Insurers may see an increase in claims against local authorities (including historical claims going back decades) brought by individuals alleging they were harmed in kinship or ‘connected person’ foster care.
It has long been accepted that the best people to care for children whose parents are unable to look after them are other relatives or adults who have a close connection to the child. This type of care is often referred to as ‘kinship’ or ‘connected person’ care.
Research shows that this type of care provides more stability, reduces the need for legal separation from birth parents, increases the chances of a firm psychological foundation for permanent relationships in adulthood, and maintains a link with the extended family network.
Kinship, a UK-based charity, reports that an estimated 160,000 children in England are being brought up by family members or friends, and that the great majority are outside of the child welfare system. By contrast, government statistics show that at the end of March 2023, there were 8,400 kinship fostering households, many of which provided homes for multiple foster children.
Occasionally, this kinship care happens without local authority involvement through informal arrangements made by the birth parents themselves. Sometimes arrangements are a little more formal. This is known as private fostering; an arrangement made between a parent and a responsible adult for the care of a child. These private arrangements are ones which a local authority should be notified of but may not be involved in setting up.
A local authority is much more likely to be involved in kinship care for children who are looked after by a local authority. In these situations, the local authority goes through an approval process with the relative coming forward to care for a child. Similarly, when the court is invited to make a Child Arrangement Order or a Special Guardianship Order, local authorities may be involved to provide reports to the court.
The standards to which kinship foster carers are held when local authorities are involved, are lower than ‘ordinary’ foster carers. For example, fostering services’ minimum standards allow for different standards of training and development for kinship carers.
Also, a connected person foster carer might be approved for particular children, notwithstanding specified cautions or convictions of themselves or their families. If there are cautions or convictions an ordinary application would be barred as part of the ordinary foster care process. However, as it’s recognised that family connections are important, this provision permits approval if a relative of the child.
Kinship claims
In the Armes v Nottinghamshire County Council [2017] UKSC 60 decision, the court said it would be slow to fix a council with liability for the actions of a relative who is fostering a child. Seven years later, the Court of Appeal has been persuaded to do exactly that. In DJ v Barnsley 2024 the Court of Appeal extends liability for kinship foster carers.
Once an aunt and uncle accepted their nephew into their care and had been approved as kinship (described as ‘de facto’) foster carers, the court found their care of their nephew was integral to the local authority’s business of discharging its statutory duties towards the nephew. Accordingly, the Court of Appeal found that it was possible that a child’s uncle might render the local authority vicariously liable for his alleged sexual assaults of the child.

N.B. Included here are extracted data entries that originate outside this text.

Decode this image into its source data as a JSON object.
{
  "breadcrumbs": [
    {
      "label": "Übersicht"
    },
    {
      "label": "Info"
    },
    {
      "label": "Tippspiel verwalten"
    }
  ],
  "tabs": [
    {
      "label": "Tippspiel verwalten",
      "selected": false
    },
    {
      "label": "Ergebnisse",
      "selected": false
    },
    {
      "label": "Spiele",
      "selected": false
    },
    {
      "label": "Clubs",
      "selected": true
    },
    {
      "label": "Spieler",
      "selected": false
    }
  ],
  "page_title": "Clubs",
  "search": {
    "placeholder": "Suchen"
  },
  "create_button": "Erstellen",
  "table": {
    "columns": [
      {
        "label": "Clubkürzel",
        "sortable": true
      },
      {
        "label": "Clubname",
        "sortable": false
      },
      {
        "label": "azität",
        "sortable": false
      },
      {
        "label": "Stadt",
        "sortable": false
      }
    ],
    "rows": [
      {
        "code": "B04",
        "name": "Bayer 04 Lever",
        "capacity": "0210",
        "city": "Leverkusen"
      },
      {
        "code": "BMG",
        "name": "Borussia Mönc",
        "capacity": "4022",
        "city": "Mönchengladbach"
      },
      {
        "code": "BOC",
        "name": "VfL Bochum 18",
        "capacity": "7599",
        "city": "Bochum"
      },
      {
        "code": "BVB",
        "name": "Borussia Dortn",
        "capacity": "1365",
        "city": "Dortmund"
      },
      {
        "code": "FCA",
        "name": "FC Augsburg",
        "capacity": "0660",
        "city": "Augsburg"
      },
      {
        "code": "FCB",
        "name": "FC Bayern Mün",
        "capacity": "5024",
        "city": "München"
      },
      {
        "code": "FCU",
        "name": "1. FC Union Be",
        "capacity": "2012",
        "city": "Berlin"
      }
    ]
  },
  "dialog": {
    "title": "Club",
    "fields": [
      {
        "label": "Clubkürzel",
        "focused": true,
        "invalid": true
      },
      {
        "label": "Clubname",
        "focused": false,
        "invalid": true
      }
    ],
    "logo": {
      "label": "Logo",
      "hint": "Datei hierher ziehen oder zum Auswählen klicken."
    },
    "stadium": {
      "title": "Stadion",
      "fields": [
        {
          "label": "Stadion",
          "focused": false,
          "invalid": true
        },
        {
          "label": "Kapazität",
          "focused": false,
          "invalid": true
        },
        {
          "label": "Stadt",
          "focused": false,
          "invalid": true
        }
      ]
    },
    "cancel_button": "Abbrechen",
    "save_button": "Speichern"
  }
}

This judgment appears to be an extension of the principle of vicarious liability beyond Armes to include some if not all kinship carers. While the way in which the judgment was delivered suggested it was fact-specific, the sequence of events was not in any way unusual. Social workers asked an aunt and her husband to care for their nephew on a voluntary basis, and after several months the arrangement was formalised.
Once the principle is established, we may see an increased number of claims brought not simply about serious sexual abuse, but any alleged tortious act by the kinship foster carer. If these claims increase, it will be increasingly likely that kinship foster carers will need to be parties to proceedings, since these are likely to be the alleged principal tortfeasors and may ultimately need to fund the claims.
Limitation is not a powerful defence in these claims, with claimants successfully leaning heavily on the court’s discretion under s33 of the Limitation Act 1980, and the courts reluctance to order split trials or preliminary issues on limitation. That means insurers could see claims going back years if not decades. Indeed, in DJ, the claim was based on alleged events in 1979-1983.
There are powerful social and economic arguments for the increased use of kinship care (). Nevertheless, this decision means the increased liability risks of a substantial change in policy in this area should not be underestimated.
What does this mean for insurers?
Public authority insurers should be mindful of the impact of this recent judgment and the apparent widening of the application of vicarious liability. Whilst most relevant policies will be on an occurrence basis, so there is very little that can be done in respect of historic exposure, insurers will nevertheless want to ensure their underwriting going forwards includes consideration of the number of kinship fostering arrangements and the supervision and vetting process of the insured authority. Equally, insurers should review their books to ensure they are sufficiently reserved in respect of their legacy exposures.